Copy the above file and modify https://k3s:6443
with https://127.0.0.1:6443
and use this new file to interact with the cluster from the local machine
Real AWS
In order to use a real AWS instead of MinIO it is necessary to modify the environment variables of the api container, putting real AWS_ACCESS_KEY_ID
, AWS_SECRET_ACCESS_KEY
, AWS_REGION
and S3_BUCKET_NAME
and removing S3_ENDPOINT_URL
.
Teardown
To completely clean up the environment we can use docker compose
docker compose --profile ui --profile k9s --profile init-data down -v --remove-orphans
To remove everything including container images:
docker compose --profile ui --profile k9s --profile init-data down -v --remove-orphans --rmi all
Spark tuning
We use Spark jobs to calculate metrics: if you need to tune Spark configuration in order to optimize performance for large files or accelerate computations, please refer to the corresponding section of this README file.
📖 Documentation
You can find the following documentation:
- An extensive step-by-step guide to install the development/testing version of the platform, followed by all key concepts and a hands-on guide on how to use the GUI.

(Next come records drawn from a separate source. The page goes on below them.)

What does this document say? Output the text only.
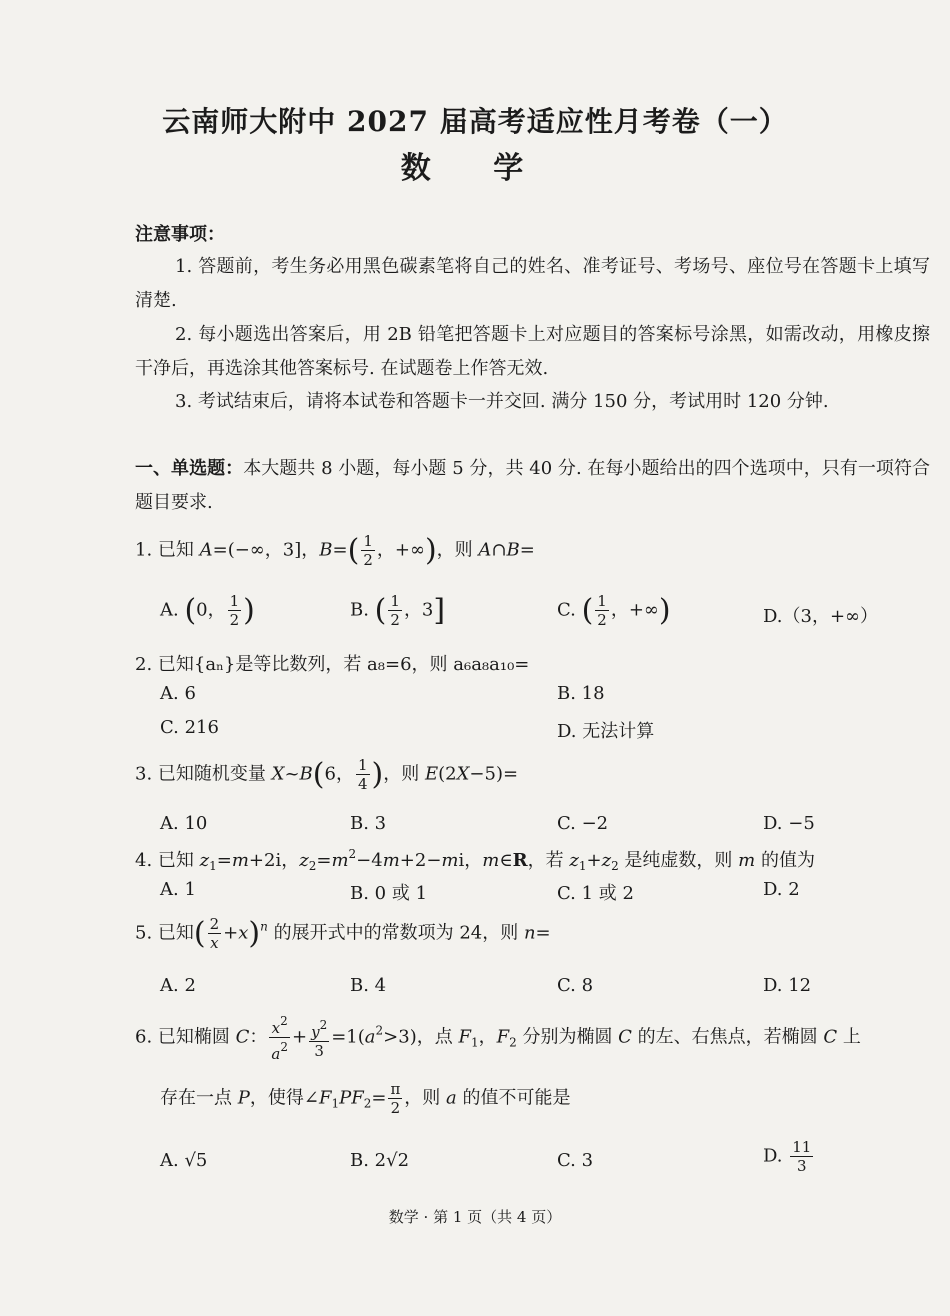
云南师大附中 2027 届高考适应性月考卷（一）
数 学
注意事项：
1. 答题前，考生务必用黑色碳素笔将自己的姓名、准考证号、考场号、座位号在答题卡上填写清楚.
2. 每小题选出答案后，用 2B 铅笔把答题卡上对应题目的答案标号涂黑，如需改动，用橡皮擦干净后，再选涂其他答案标号. 在试题卷上作答无效.
3. 考试结束后，请将本试卷和答题卡一并交回. 满分 150 分，考试用时 120 分钟.
一、单选题：本大题共 8 小题，每小题 5 分，共 40 分. 在每小题给出的四个选项中，只有一项符合题目要求.
1. 已知 A=(−∞，3]，$B=( \frac{1}{2}$ ，+∞)，则 A∩B=
A. (0， $\frac{1}{2}$ )	B. ( $\frac{1}{2}$ ，3]	C. ( $\frac{1}{2}$ ，+∞)	D.（3，+∞）
2. 已知{aₙ}是等比数列，若 a₈=6，则 a₆a₈a₁₀=
A. 6	B. 18
C. 216	D. 无法计算
3. 已知随机变量 X~B(6， $\frac{1}{4}$ )，则 E(2X−5)=
A. 10	B. 3	C. −2	D. −5
4. 已知 $z_1=m+2i$，$z_2=m^2-4m+2-mi$，m∈R，若 $z_1+z_2$ 是纯虚数，则 m 的值为
A. 1	B. 0 或 1	C. 1 或 2	D. 2
5. 已知( $\frac{2}{x} +x)^n$ 的展开式中的常数项为 24，则 n=
A. 2	B. 4	C. 8	D. 12
6. 已知椭圆 C： $\frac{x^2}{a^2} + \frac{y^2}{3} =1(a^2>3)$，点 $F_1$，$F_2$ 分别为椭圆 C 的左、右焦点，若椭圆 C 上
存在一点 P，使得$\angle F_1PF_2= \frac{\pi}{2}$ ，则 a 的值不可能是
A. √5	B. 2√2	C. 3	D. $\frac{11}{3}$
数学 · 第 1 页（共 4 页）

- A practical guide that walks users through monitoring an AI solution on the platform.
- A detailed explanation on the three main model sections.
- An exhaustive description of all classes implemented inside the Python SDK.
- A list of all available metrics and charts.
- A page related to the architecture of the platform.
- A community support page.
🤝 Community
Please join us on our Discord server, to discuss the platform, share ideas, and help shape its future! Get help from experts and fellow users.
📦 Functionalities & Roadmap
We've released a first few dashboards, covering Classification, both Binary and Multiclass, and Regression models for tabular data. Over the coming weeks, we will be adding the following functionalities to the platform:
-
Batch workloads
- Binary Classification (Tabular Data)
- Multiclass Classification (Tabular Data)
- Regression (Tabular Data)
- LLMs (Data Quality)
- LLMs (Model Quality)
- Computer Vision (Images)
- Clustering (Tabular Data)
-
Real-Time workloads
- Binary Classification
- Multiclass Classification
- Regression
- Computer Vision
- Clustering
We Value Your Privacy
We collect anonymous usage data to improve our software. This information helps us understand how the software is used and identify areas for improvement. No personally identifiable information is collected.
The first time you start using the platform you will be explicitly asked whether you prefer to opt-in or opt-out this anonymous usage data collection.